Page 10 of If The Fates Allow

Page List

Font Size:

“Ailments of the mind can be as debilitating as physical ones.”

Willa blinked at him standing there, looking handsome in the candlelight. Her mother always kept Haven well-lit during The Gathering. There wouldn’t be a dark corner or shadowed spot anywhere on the ground floor.

Yet in the flickering glow, shadows played across Noah Anderson’s outrageously handsome face, giving him an almost sinister appearance. In truth, the dance of dark and light only increased his beauty, if a man could be called beautiful, and made her want to inch closer to see if he might truly be the devil in disguise.

“Are you implying that my lungs’ inability to function properly is all in my head?” she asked casually as she fiddled with lace trim on her white kid gloves.

“It’s happened before.”

He waited as she mulled over his words, clearly not realizing that the debate going on in her mind had nothing to do with whether he was correct or not. Finally, after deciding not to hurl him and his implied diagnosis right down the stairs, Willa looked down her nose at him. “I am not upset by crowds, Dr. Anderson.”

“Noah, if you please.”

He was testing her. Gauging to see if her reaction was indeed from some unknown hysteria or, worse, from him.

“I would love to join in the festivities. To dance and engage with people I am not related to or even possibly have a conversation with a person who does not have fur.”

He let out a short laugh. “Cats are not people.”

“Well, they certainly converse better than most.”

“Only because the conversation is one-sided.”

It was her turn to squelch a smile. “Not true. Bonnie has a tabby who is quite vocal when he disapproves of something.”
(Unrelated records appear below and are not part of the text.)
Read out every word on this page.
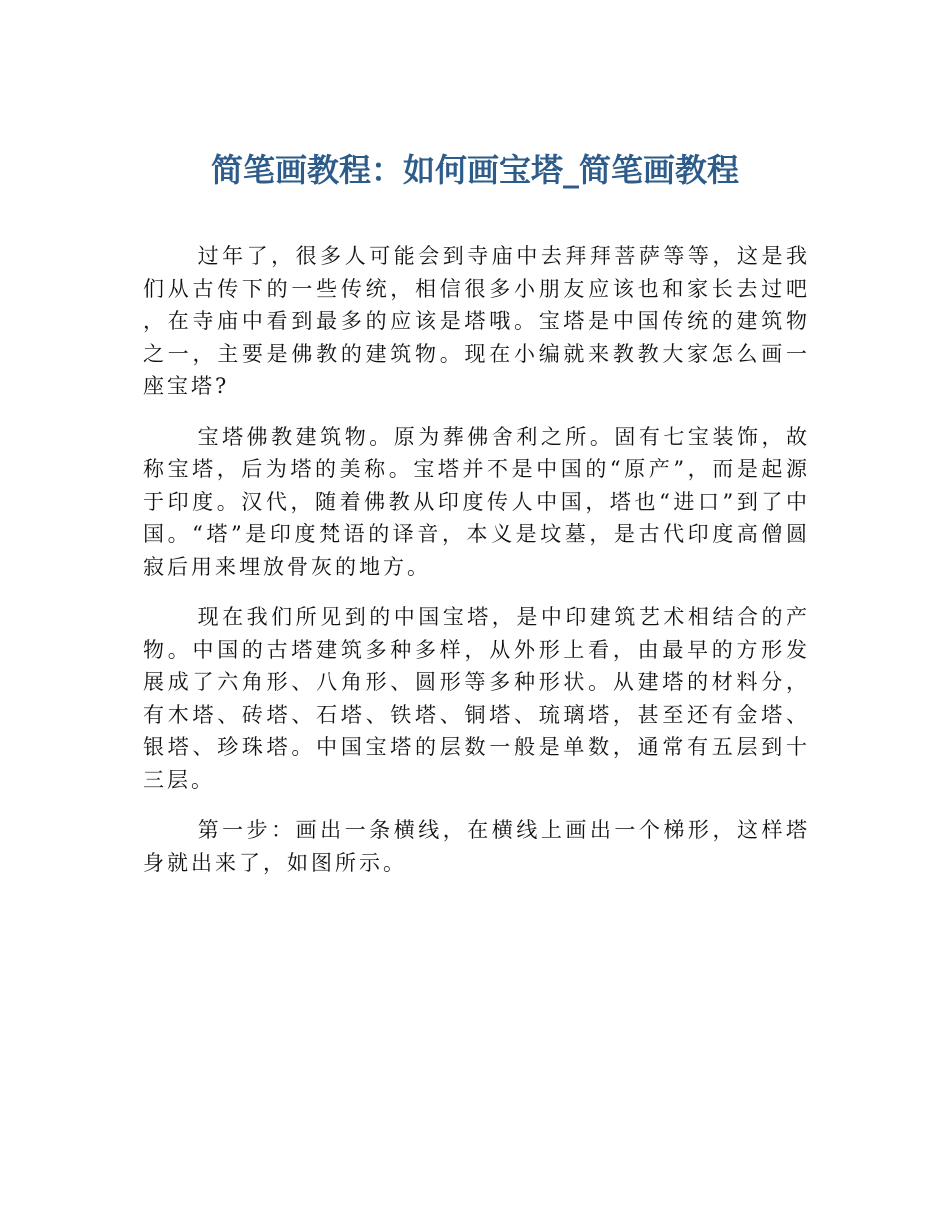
简笔画教程：如何画宝塔_简笔画教程

过年了，很多人可能会到寺庙中去拜拜菩萨等等，这是我们从古传下的一些传统，相信很多小朋友应该也和家长去过吧，在寺庙中看到最多的应该是塔哦。宝塔是中国传统的建筑物之一，主要是佛教的建筑物。现在小编就来教教大家怎么画一座宝塔?

宝塔佛教建筑物。原为葬佛舍利之所。固有七宝装饰，故称宝塔，后为塔的美称。宝塔并不是中国的“原产”，而是起源于印度。汉代，随着佛教从印度传人中国，塔也“进口”到了中国。“塔”是印度梵语的译音，本义是坟墓，是古代印度高僧圆寂后用来埋放骨灰的地方。

现在我们所见到的中国宝塔，是中印建筑艺术相结合的产物。中国的古塔建筑多种多样，从外形上看，由最早的方形发展成了六角形、八角形、圆形等多种形状。从建塔的材料分，有木塔、砖塔、石塔、铁塔、铜塔、琉璃塔，甚至还有金塔、银塔、珍珠塔。中国宝塔的层数一般是单数，通常有五层到十三层。

第一步：画出一条横线，在横线上画出一个梯形，这样塔身就出来了，如图所示。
The noise in the hall grew in volume as the foremen from the mill arrived with their families. It was the one time of the year Stephen Fairweather permitted them admittance into his home.

Noah joined her at the banister. “A full house tonight,” he remarked, his mouth entirely too close to her ear. “Will the mill workers arrive next?”

A heaviness settled in, his words carrying more weight than he realized. “The workers do not come anymore. Only the supervisors and their families are invited.”

“Why don’t the workers come?”

Willa turned to speak directly to him and sucked in a sharp slice of air, her head nearly knocking into his. He was close—too close—his face mere inches from hers. Not that she minded. He smelled delicious, and his jawline was still in need of a shave, the dark stubble making her wonder if it felt as rough as it looked. Maybe she might like to run her tongue across…

Tongue?

Good heavens.

Her spine snapped straight. What on earth was wrong with her?

“I’m going to be working with them,” Noah went on as if the world hadn’t tipped on its axis, knocking her off their earthly plane and straight into the pits of a harlot’s hell. “My plan is to care for the mill workers until my time is up here. There’s a small building between our property and yours, and I mean to utilize it. Although it will probably take me until I leave to get it sorted.”

“That will be lovely,” she replied, determined to keep her mind from wandering. “And needed.”

Their gazes connected when he heard the tremor in her voice, and Willa imagined this was what it must feel like to stand on a mountaintop.Dizzying heights and thin air, where the urge to jump feet first off a cliff became as loud as the heartbeat in your ears.

“Willa, are you positive you’re alright?”

Why did his eyes continuously seek her mouth? Was there something on it? Had she not wiped all the cream from her lips after sneaking a pastry with Bonnie before retiring to her perch on the stairs?

“Willa?” His baritone voice had the hairs on her arms standing straight up. “Answer me.”

She almost didn’t, wanting to hear him say her name again. “I’m fine.”

“Since you keep insisting that you’re fine, even though you’re breathless every time we speak,” giving her room, he lowered himself to the step below, “then will you do me the honor of taking a turn about the party with me.”

“Excuse me?” Oh, dear. That had come out louder than she expected. “Me?”